All’ingresso di questo mega-parco grande 22 Kmq, i bus con a bordo gli studenti colombiani passavano sotto un arco con sopra la replica del primo aereo monomotore usato da Escobar per trasportare coca negli States. Dopo la morte del boss avvenuta il 3 dicembre del 1993, le autorità confiscarono Napoles e regalarono la maggior parte degli animali esotici ad altre istituzioni legali. Tutti meno gli ippopotami che erano già troppi e, inoltre, all’epoca non sembravano rappresentare un problema.
Mai previsione fu più sbagliata perché complice il clima tropicale ed una quantità d’acqua e vegetazione ottima per la loro riproduzione, le tre femmine e l’unico maschio d’ippopotamo importati dal boss, si sono moltiplicati a ritmi di gran lunga superiori rispetto a quelli africani. Inoltre, da buoni erbivori, “gli ippopotami di Escobar” consumano ogni anno tonnellate di coltivazioni dei fazenderos locali che, logicamente, vedono in loro più un nemico da abbattere che un simpatico animale tropicale.

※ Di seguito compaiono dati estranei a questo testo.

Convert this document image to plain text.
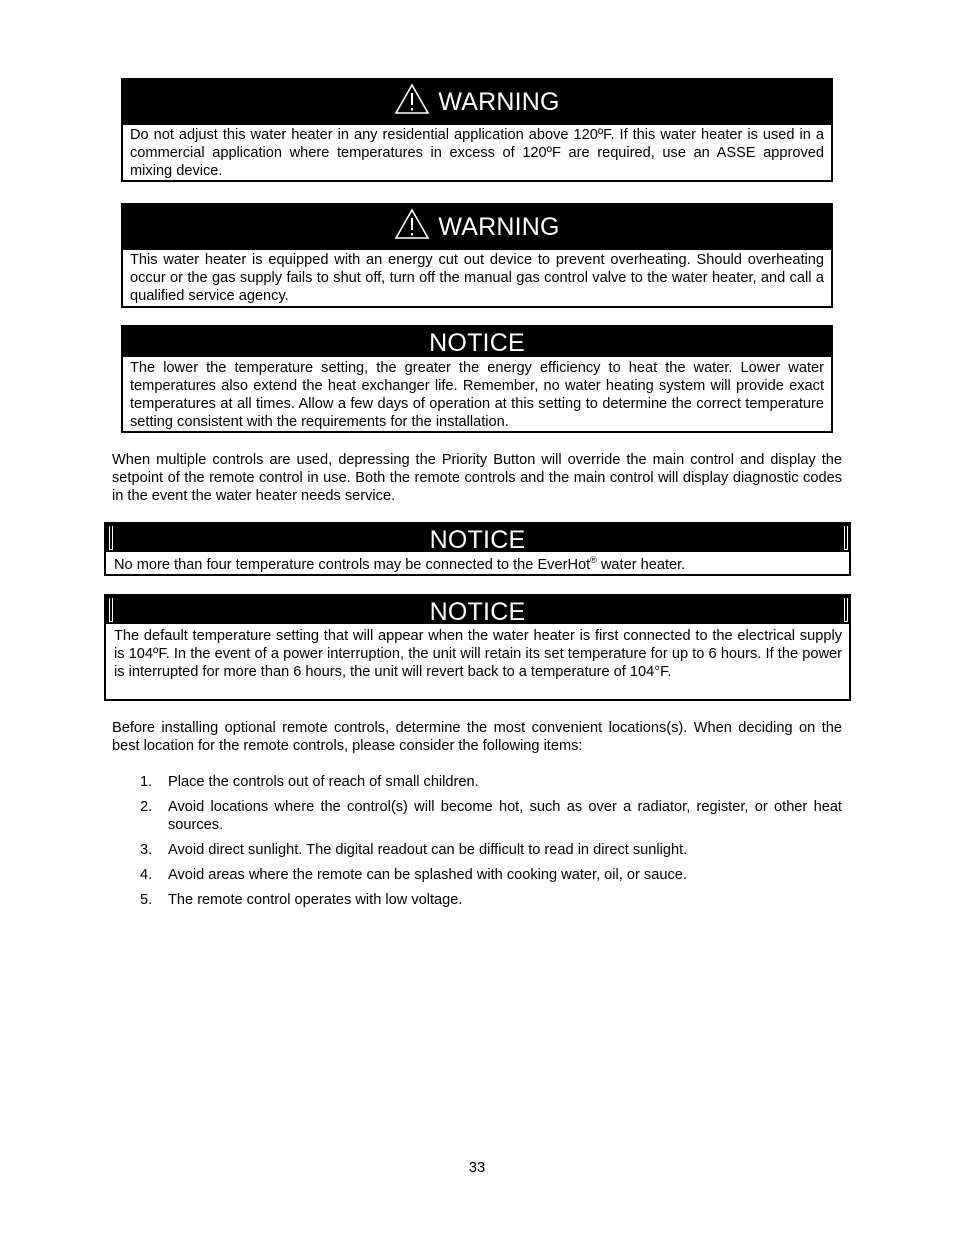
WARNING
Do not adjust this water heater in any residential application above 120ºF. If this water heater is used in a commercial application where temperatures in excess of 120ºF are required, use an ASSE approved mixing device.
WARNING
This water heater is equipped with an energy cut out device to prevent overheating. Should overheating occur or the gas supply fails to shut off, turn off the manual gas control valve to the water heater, and call a qualified service agency.
NOTICE
The lower the temperature setting, the greater the energy efficiency to heat the water. Lower water temperatures also extend the heat exchanger life. Remember, no water heating system will provide exact temperatures at all times. Allow a few days of operation at this setting to determine the correct temperature setting consistent with the requirements for the installation.
When multiple controls are used, depressing the Priority Button will override the main control and display the setpoint of the remote control in use. Both the remote controls and the main control will display diagnostic codes in the event the water heater needs service.
NOTICE
No more than four temperature controls may be connected to the EverHot® water heater.
NOTICE
The default temperature setting that will appear when the water heater is first connected to the electrical supply is 104ºF. In the event of a power interruption, the unit will retain its set temperature for up to 6 hours. If the power is interrupted for more than 6 hours, the unit will revert back to a temperature of 104°F.
Before installing optional remote controls, determine the most convenient locations(s). When deciding on the best location for the remote controls, please consider the following items:
1. Place the controls out of reach of small children.
2. Avoid locations where the control(s) will become hot, such as over a radiator, register, or other heat sources.
3. Avoid direct sunlight. The digital readout can be difficult to read in direct sunlight.
4. Avoid areas where the remote can be splashed with cooking water, oil, or sauce.
5. The remote control operates with low voltage.
33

Che fare, dunque, con queste “placide bestiole”? Certo è che la castrazione è sempre meglio di essere ammazzati a suon di colpi di fucile o con un’iniezione letale, come accadde ad uno degli “ippopotami di Escobar” cinque anni fa, quando il problema della loro presenza sempre più massiccia nelle campagne attorno a Napoles venne alla luce, scatenando una lunga diatriba tra le autorità locali e gli animalisti di mezzo mondo.
Dalle quelle polemiche ne è uscito persino film, “Pablo’s hippos”, “gli ippopotami di Pablo”, del regista colombiano Antonio von Hildebrand che racconta, in modo paradossale, le traversie di quelli che all’epoca erano appena 30 “hippos”. Oggi che sono almeno il doppio e vagano nelle campagne colombiane alla ricerca di cibo – alcuni sono stati avvistati anche molto lontano da Napoles – il governo colombiano ha deciso di sguinzagliare uno stuolo di veterinari per procedere alla loro castrazione.
“È la decisione giusta” affermano sicuri da Bogotá mentre gli ippopotami si chiedono quale sia la loro colpa se un boss 30 anni fa ha deciso di metterli su un aereo e dall’Africa di farli arrivare in Colombia.